If you’re like us, you’ve probably heard about the Lost Boys of Sudan. Their journey started when civil war erupted in Sudan and then was followed by a severe famine and a second civil war. As a result, more than 5.5 million Sudanese were uprooted from their homes. A 1998 study by the U.S. Committee for Refuges estimated that 1.9 million people died from war-related causes.
Tragically, 30,000 to 40,000 children were forced to flee their country. They walked through jungles and deserts. Some died when they encountered lions, crocodiles or hyenas, and others died from snakebites, dehydration, starvation or exhaustion. Many who survived the dangerous journey ended up spending years in refugee camps.
However, by 1999, 4,000 Sudanese boys and 89 girls were living in the United States. In her book Dark Exodus—The Lost Girls of Sudan, Beverly Parkhurst Moss explains that more boys survived because they often were out in the country herding cattle and sheep when their villages were attacked. Also, many girls were enslaved or brutally raped.
When Moss discovered that some of the Lost Girls live in the Dallas area, she was inspired to write a book about their “courage and tenacity.” Each of them possesses “an indomitable spirit,” she says.

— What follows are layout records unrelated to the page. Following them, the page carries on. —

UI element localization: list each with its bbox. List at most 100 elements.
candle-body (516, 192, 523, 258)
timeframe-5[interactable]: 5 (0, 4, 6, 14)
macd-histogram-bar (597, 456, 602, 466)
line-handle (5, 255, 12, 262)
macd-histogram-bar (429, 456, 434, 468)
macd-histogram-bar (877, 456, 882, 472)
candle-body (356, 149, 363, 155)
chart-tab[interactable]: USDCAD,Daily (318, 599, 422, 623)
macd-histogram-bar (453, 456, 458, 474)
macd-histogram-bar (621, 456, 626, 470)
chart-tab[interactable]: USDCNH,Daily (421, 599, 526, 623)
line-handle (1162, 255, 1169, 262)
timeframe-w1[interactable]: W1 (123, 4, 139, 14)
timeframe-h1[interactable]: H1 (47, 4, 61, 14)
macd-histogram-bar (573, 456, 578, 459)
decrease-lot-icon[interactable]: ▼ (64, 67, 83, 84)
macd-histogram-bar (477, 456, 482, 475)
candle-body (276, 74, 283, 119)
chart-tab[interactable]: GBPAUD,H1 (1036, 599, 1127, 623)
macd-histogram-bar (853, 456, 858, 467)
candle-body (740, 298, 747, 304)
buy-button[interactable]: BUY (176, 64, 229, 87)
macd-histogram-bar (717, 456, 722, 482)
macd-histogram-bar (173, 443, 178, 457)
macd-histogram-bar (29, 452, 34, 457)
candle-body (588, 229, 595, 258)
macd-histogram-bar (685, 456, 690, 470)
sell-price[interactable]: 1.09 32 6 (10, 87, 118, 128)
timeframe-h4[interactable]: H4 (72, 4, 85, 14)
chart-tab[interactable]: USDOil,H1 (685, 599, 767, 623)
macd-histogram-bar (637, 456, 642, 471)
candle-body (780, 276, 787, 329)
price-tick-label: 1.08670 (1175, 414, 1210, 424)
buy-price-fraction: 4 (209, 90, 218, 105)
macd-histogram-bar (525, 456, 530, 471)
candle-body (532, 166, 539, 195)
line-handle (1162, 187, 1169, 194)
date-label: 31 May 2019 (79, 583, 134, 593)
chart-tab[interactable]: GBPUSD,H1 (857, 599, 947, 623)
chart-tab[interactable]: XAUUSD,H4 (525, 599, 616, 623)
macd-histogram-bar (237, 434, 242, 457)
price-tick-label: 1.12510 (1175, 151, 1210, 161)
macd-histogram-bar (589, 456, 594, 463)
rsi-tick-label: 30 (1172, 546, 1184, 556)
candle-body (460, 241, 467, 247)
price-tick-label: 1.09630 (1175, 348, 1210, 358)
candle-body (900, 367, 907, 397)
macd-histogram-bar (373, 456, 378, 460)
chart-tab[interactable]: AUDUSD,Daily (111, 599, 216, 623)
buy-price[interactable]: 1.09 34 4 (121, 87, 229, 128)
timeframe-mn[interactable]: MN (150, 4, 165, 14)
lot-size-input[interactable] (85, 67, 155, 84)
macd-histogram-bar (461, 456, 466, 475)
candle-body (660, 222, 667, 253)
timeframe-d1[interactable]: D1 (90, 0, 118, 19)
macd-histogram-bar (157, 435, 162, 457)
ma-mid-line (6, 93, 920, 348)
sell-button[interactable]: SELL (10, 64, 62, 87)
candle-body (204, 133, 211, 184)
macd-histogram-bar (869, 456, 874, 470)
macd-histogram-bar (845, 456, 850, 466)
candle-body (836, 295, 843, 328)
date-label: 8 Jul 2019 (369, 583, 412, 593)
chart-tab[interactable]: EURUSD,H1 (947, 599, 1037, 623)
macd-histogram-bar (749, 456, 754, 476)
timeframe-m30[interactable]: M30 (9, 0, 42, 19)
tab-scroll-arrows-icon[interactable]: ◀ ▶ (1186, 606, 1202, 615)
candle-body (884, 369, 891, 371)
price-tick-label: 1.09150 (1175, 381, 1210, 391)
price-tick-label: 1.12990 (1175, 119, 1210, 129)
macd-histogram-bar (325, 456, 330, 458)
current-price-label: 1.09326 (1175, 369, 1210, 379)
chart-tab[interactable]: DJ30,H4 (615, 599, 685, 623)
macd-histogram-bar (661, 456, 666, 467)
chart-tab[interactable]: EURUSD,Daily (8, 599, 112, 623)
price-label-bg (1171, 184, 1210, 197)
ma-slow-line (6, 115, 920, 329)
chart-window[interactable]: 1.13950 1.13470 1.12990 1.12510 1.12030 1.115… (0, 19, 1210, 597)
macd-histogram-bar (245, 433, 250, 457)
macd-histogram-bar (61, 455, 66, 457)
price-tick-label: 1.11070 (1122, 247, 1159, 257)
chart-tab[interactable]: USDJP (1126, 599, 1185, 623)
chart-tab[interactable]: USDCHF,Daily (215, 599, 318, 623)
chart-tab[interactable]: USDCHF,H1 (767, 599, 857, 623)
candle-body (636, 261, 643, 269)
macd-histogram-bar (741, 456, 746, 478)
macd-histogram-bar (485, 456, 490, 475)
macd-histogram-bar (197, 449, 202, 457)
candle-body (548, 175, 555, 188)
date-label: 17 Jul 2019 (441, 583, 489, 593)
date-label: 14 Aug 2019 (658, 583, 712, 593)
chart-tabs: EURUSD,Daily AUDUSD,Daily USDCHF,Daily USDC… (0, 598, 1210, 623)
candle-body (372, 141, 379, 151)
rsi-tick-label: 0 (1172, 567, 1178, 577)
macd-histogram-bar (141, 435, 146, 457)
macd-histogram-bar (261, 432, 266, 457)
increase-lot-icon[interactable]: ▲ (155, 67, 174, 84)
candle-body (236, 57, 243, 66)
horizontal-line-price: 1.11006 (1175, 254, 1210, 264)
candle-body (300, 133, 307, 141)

One of the girls she writes about is Margaret Kuol, who was 12 when she was forced to flee. “Day after day, I walked,” she says. “Images of the devil-soldiers, hyenas, lions, snakes, fear of spider bites, hunger and unrelenting thirst—these were the things that occupied my mind. When I got too hungry and there was nothing to eat, I chewed on grass and leaves. I got boils in my mouth and blisters on my face. The sun is so hot in the desert that it can fry you. I knew that I did not dare lie down because, if I did, I would not get up again.”
But Margaret survived and, eventually, came to the United States. “If there’s anything I have learned it is to never give up hope,” she says.